Alpha bloker juga digunakan untuk meningkatkan laju aliran urin dan
memperbaiki gangguan gejala pada hiperplasia prostat jinak.
Dalam makalah ini kami membatasi pembahasan mengenai interaksi obat
golongan alfa-1 bloker dengan diuretic. Khususnya dalam penggunannya
sebagai antihipertensi.
Alfa-1 bloker pertama digunakan sebagai antihipertensi berdasarkan
blockade reseptor α dan vasodilatasi semua pembuluh perifer dengan
akibat menurunnya tekanan darah. Meski bukan merupakan obat pilihan
utama, prazosin dan doxazosin banyak digunakan untuk hipertensi ringan
sampai sedang, bila diuretika dan β – bloker kurang efektif.

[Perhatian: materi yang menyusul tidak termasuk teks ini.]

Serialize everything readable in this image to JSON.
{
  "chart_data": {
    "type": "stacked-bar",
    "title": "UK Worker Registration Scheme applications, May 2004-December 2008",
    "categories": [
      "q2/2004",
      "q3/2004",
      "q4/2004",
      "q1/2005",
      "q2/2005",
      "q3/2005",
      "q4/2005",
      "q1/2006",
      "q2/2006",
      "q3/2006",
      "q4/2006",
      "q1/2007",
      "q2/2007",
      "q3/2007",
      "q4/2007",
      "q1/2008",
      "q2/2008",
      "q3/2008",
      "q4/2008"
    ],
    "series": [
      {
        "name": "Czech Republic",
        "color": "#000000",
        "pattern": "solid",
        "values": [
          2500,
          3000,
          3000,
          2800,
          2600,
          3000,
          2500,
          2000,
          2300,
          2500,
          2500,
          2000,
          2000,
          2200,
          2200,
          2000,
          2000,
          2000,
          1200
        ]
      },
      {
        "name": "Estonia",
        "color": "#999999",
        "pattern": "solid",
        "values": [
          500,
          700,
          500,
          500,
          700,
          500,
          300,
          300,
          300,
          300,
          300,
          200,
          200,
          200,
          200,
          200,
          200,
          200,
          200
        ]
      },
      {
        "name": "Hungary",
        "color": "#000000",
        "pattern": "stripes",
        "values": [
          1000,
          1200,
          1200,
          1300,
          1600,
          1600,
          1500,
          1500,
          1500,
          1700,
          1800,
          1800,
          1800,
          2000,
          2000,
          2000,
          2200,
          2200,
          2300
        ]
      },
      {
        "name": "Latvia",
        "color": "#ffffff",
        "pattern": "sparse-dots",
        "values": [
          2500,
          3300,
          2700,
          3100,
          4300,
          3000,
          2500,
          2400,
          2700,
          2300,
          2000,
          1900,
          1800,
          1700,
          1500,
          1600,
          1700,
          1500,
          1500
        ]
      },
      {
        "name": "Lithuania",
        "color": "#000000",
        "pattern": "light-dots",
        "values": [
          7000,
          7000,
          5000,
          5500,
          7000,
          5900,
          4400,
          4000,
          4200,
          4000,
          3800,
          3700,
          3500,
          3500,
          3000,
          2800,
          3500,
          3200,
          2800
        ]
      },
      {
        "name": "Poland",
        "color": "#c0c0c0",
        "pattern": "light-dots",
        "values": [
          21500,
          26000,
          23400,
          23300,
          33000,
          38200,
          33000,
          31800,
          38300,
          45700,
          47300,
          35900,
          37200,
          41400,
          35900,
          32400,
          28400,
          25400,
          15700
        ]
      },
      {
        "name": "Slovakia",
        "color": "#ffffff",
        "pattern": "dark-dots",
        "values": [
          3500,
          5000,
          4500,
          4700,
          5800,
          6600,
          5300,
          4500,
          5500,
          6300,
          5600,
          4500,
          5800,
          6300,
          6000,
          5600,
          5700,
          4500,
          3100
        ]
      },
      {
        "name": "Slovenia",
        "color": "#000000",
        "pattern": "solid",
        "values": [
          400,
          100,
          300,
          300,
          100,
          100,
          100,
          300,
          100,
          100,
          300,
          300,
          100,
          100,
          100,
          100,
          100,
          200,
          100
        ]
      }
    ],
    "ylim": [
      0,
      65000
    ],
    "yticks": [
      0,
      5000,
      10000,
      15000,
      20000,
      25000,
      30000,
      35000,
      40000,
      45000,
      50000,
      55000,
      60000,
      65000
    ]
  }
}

Alfa-bloker merupakan satu-satunya golongan antihipertensi yang
memberikan efek positif terhadap lipid darah (menurunkan kolesterol LDL
dan trigliserida, dan meningkatkan kolesterol HDL). Alfa bloker juga
menurunkan resistensi insulin, mengurangi gangguan vascular perifer
memberikan sedikit efek bronkodilatasi dan mengurangi serangan asma
akibat latihan fisik, merelaksasi otot polos prostat dan leher kandung
kemih sehingga mengurangi gejala-gejala hipertrofi prostat, tidak
mengganggu aktivitas fisik, dan tidak berinteraksi dengan AINS. Karena
itu, alfa-bloker dianjurkan penggunaannya pada penderita hipertensi yang
disertai diabetes, dislipidemia, obesitas, gangguan resistensi perifer,
asma, hipertofi prostat, dan perokok.
Prazosin, dan yang kerjanya lebih panjang seperti doxazosin
menyebabkan vasodilatasi dengan menghambat secara selektif
adrenoreseptor alfa-vaskular. Tidak seperti alfa-bloker nonselektif, obat
ini tidak menyebabkan takikardia tetapi dapat menyebabkan hipotensi
postural. Hipotensi berat bisa terjadi setelah dosis pertama. Prazosin dan
doxazosin meredakan gejala hyperplasia prostat sehingga diindikasikan
pada pasien hipertensi dengan kondisi tersebut.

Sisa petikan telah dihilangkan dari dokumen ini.